Practical Tip: The data gained from online assessments isn’t just valuable in targeting individual interventions. Administrators can also use it to evaluate item performance and spot school- and district-wide trends. This information can then inform decisions on curriculum and resource allocation for upcoming semesters. 

8. Collaborative tasks

Collaborative tasks offer a way to assess creative skills such as brainstorming, problem-solving, adaptation, and critical thinking. Some digital platforms can simulate real-world challenges that allow students to demonstrate these abilities.

In the Harvard Graduate School of Education’s EcoMUVE curriculum, for instance, students are presented with 3-D versions of ecological settings. They must collaborate to collect information and apply their knowledge of biology or ecology to emerging problems. 

Practical Tip: Be sure to monitor group assignments to ensure that each individual is contributing. If students use collaborative assignments as an excuse to check out, it can have negative effects on morale and engagement for the whole group. Using the analytics from a platform like TAO, educators can ensure that students are actively participating in solution development.

Final Thoughts

As parents and school systems put more emphasis on creativity and critical thinking, educators are finding new strategies for measuring student performance on these real-world skills. By incorporating multimedia, challenging students with authentic assessments, and using data and analytics to inform instructional changes and resource allocation, teachers can effectively measure creativity in online assessments.
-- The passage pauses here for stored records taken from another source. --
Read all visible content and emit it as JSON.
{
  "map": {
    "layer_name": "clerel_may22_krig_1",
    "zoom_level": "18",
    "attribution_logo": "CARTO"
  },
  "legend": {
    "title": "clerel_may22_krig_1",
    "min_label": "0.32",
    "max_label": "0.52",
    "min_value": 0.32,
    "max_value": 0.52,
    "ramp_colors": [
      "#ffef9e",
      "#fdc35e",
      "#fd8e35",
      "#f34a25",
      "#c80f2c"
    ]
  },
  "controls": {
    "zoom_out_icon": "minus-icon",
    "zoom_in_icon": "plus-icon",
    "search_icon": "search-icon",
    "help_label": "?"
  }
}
To learn more about how TAO can empower educators to teach and assess creativity, take a look at these helpful resources:

FAQs

How can you measure creativity through digital assessments?

Creativity can be assessed in many ways, including open-ended responses, multimedia projects, collaborative problem-solving tasks, and gamified assessments. 

What tools can support creativity tests in online learning?

Platforms like TAO provide customizable assessments, multimedia submission options, and real-time feedback to support educators, students, and other stakeholders.

How can adaptive learning help in assessing creativity?

Adaptive learning adjusts task difficulty based on student performance, offering personalized challenges that encourage creative problem-solving without overwhelming the learner.